Would be curious to hear from some Googlers on their thoughts. I'm sure, internally, a lot of it must feel like piling on from the outside, but in all honestly it really feels to me like a classic case of "big company that lost its way". I can't express enough how much admiration and amazement I had for Google that started to tarnish about 10 years ago (I think it was when the whole first page became ads for any remotely commercial search, whenever that started). I honestly hope they are able to course correct (heck, Microsoft had their decade+ of "the Ballmer years" before they turned around).

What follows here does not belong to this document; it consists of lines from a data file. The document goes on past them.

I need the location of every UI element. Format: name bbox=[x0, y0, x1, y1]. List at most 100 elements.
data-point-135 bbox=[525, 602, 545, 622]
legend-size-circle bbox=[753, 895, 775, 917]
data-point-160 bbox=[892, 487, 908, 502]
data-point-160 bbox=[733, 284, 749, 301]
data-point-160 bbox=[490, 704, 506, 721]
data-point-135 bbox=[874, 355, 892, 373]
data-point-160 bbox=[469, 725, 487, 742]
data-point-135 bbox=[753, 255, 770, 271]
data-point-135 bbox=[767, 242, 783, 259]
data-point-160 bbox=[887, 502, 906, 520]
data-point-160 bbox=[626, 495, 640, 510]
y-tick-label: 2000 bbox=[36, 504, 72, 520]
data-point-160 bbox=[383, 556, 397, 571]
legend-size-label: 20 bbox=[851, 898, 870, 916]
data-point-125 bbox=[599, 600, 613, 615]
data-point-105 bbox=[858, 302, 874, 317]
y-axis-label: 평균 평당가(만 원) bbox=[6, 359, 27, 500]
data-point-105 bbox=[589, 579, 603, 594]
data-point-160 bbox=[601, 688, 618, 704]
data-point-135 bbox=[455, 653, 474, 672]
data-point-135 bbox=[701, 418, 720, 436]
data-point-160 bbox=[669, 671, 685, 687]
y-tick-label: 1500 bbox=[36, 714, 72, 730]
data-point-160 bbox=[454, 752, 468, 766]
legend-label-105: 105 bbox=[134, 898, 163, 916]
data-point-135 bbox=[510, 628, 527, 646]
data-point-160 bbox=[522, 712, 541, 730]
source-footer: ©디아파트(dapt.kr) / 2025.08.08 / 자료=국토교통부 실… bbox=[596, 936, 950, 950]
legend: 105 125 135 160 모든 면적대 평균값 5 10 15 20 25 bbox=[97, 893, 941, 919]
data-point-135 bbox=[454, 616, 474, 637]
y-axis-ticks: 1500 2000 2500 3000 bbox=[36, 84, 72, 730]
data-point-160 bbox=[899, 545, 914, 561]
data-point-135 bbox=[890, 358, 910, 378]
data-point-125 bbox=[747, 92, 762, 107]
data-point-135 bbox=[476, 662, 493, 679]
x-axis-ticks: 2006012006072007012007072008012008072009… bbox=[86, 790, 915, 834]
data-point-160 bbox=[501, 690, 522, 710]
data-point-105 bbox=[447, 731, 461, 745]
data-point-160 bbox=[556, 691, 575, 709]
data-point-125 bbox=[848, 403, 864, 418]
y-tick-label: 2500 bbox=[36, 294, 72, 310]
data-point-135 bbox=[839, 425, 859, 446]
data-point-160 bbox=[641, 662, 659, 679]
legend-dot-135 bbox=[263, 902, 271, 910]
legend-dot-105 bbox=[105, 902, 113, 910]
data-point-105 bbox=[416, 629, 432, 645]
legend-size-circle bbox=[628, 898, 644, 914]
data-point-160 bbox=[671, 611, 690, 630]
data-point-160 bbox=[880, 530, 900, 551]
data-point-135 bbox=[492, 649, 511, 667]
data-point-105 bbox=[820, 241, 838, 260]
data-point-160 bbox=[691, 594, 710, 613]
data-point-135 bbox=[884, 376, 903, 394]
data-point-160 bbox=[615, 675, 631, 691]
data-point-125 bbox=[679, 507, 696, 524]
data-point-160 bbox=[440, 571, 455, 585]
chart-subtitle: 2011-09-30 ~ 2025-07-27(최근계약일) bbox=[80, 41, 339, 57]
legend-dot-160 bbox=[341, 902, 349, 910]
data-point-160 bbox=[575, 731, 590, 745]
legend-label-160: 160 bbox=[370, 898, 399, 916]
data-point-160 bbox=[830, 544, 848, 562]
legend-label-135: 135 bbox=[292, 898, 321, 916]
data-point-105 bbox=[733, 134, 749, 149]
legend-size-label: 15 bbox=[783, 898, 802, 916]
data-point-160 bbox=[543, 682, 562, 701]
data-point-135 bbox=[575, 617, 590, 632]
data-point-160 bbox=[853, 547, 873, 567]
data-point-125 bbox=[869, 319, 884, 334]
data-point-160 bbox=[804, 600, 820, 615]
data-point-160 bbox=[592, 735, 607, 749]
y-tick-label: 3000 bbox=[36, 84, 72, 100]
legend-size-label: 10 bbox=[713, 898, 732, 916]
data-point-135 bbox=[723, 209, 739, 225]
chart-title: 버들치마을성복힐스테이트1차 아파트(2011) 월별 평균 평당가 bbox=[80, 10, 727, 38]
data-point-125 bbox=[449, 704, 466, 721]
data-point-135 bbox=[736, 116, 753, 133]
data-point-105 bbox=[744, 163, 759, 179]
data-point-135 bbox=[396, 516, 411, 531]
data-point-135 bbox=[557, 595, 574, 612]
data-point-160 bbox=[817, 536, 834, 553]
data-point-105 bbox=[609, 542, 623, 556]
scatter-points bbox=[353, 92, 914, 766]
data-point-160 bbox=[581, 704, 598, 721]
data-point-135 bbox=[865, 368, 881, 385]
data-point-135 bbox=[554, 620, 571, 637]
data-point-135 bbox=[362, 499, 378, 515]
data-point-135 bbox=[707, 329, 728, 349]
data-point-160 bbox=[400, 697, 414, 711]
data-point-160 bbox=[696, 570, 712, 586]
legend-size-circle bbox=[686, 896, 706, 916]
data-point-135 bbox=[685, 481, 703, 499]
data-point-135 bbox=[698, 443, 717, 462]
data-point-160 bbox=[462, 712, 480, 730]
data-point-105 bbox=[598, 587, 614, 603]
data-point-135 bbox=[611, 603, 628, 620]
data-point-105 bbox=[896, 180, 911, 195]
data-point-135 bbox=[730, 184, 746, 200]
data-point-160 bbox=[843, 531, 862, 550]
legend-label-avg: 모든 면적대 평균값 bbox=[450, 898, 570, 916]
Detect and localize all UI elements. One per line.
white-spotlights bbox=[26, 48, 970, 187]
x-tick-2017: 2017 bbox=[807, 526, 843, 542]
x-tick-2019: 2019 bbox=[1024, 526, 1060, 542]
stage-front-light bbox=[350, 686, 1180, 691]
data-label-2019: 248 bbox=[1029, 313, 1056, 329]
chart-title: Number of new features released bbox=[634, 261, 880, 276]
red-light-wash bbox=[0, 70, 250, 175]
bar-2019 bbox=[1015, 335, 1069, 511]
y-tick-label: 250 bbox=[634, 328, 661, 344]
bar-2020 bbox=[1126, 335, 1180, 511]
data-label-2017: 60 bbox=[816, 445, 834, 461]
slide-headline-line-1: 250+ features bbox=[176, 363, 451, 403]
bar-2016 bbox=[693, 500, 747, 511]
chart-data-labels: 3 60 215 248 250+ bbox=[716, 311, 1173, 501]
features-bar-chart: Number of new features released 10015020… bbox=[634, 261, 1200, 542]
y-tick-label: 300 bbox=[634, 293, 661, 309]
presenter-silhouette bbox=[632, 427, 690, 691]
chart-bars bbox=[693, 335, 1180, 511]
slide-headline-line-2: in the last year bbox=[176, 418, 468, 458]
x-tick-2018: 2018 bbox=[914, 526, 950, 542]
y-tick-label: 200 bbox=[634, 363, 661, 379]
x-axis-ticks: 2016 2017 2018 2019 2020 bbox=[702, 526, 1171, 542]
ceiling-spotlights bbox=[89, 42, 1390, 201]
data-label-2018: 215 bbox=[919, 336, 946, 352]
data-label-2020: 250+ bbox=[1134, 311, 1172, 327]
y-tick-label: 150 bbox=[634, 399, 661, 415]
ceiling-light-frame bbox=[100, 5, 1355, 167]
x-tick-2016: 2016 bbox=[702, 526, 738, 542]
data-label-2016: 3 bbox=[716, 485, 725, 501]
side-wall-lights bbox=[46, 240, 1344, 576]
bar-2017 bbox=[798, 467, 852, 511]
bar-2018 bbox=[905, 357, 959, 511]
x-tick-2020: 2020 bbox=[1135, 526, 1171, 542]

throwawa_goog · 2 years ago
Current Googler for close to a decade.

Another big problem is that the current leadership formed their leadership skills in history's longest bull run (2009-2020), and none of them seem to know how to be scrappy and get stuff done. Our engineering leadership loves to just sit around and pontificate about theoreticals. Without blinking an eye they'll happily block projects for months on end over minutiae that don't matter. Often even simple features would languish in design reviews for 6-12 months. A lot of my job is "driving for alignment" between dozens of stakeholders on any given project, often at the request of our eng leaders. There is an incredible amount of bureaucracy to get anything done. People who don't leap through every hoop get labeled as having "not enough technical rigor".

Our product team has begun to wisen up on how we need to start shipping more things. Currently a lot of the eng teams are caught between our eng leaders who move at the rate as molasses, and product teams who are pushing us to actually get things done. It'll be interesting to see who wins here.